Duas histórias que
traduzem a essência do futebol de raiz
Às vezes,
o que parece errado está certo e o que parece certo está errado
Juca Kfouri,
Folha de S. Paulo
No futebol, às vezes, o que parece errado está certo e o que
parece certo está errado. A história chegou à coluna pelo sociólogo e
jornalista brasileiro Paulo Escobar, contada pelo também jornalista argentino,
de Rosário, Santiago Garat.
Diz assim: Toca e anda. Creio que se chamava Juan.
Aparentava ter 83 anos, e aparecia todas as quartas, às nove da
noite, pontualmente, com a bolsa debaixo do braço. Já vinha vestido.
Geralmente com camisas de
clubes italianos ou espanhóis. Originais e reluzentes. E calção
do Central Córdoba, com o número 5 estampado na coxa direita.

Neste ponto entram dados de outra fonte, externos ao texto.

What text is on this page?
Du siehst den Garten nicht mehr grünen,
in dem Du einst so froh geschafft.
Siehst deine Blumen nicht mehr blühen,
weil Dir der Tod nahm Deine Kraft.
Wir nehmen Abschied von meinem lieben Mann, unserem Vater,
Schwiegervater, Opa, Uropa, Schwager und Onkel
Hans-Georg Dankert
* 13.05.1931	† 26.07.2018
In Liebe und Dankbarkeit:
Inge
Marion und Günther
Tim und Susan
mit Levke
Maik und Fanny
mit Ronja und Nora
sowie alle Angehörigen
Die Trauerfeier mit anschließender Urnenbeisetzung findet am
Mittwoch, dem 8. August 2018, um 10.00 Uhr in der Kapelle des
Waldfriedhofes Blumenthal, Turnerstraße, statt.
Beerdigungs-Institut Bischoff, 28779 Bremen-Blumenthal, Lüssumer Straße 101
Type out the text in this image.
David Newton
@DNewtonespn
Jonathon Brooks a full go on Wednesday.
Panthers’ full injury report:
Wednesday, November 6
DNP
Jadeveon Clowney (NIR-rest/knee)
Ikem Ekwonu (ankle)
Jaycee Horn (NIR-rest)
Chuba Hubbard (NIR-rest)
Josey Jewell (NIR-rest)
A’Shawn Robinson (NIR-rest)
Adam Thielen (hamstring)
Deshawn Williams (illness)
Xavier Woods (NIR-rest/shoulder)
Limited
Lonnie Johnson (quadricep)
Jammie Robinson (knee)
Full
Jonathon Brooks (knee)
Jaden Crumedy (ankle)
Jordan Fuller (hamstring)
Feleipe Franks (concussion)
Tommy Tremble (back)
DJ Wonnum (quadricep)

Na bolsa trazia as caneleiras, que colocava meticulosamente
entre as meias. Um pote laranja de pomada anti-inflamatória que espalhava, sem
poupar, em ambas as pernas e na cintura. Um sabão de toucador. Uma toalhinha
daquelas de secar as mãos. E um desodorante Old Spice, o do barquinho.
Olho que corria pau a pau com a gente, que não tínhamos mais de
30 anos.
E sabia bastante com a bola.
Era desses que te pede todas e as devolve redonda. Toca, toca e
anda, ele dizia.
Era uma parede humana, o cara. Naquela noite tive que
enfrentá-lo.
O jogo estava equilibrado, mas sem atritos.
Num momento me encarou confiante com a bola no pé.
Não sei o que fez, mas me obrigou a abrir as pernas e me deu uma
caneta maravilhosa.
E num escanteio pra nós, um tempinho depois, me deu uma
cotovelada no olho.
Não muito forte, mas certeira. Nada é sem querer.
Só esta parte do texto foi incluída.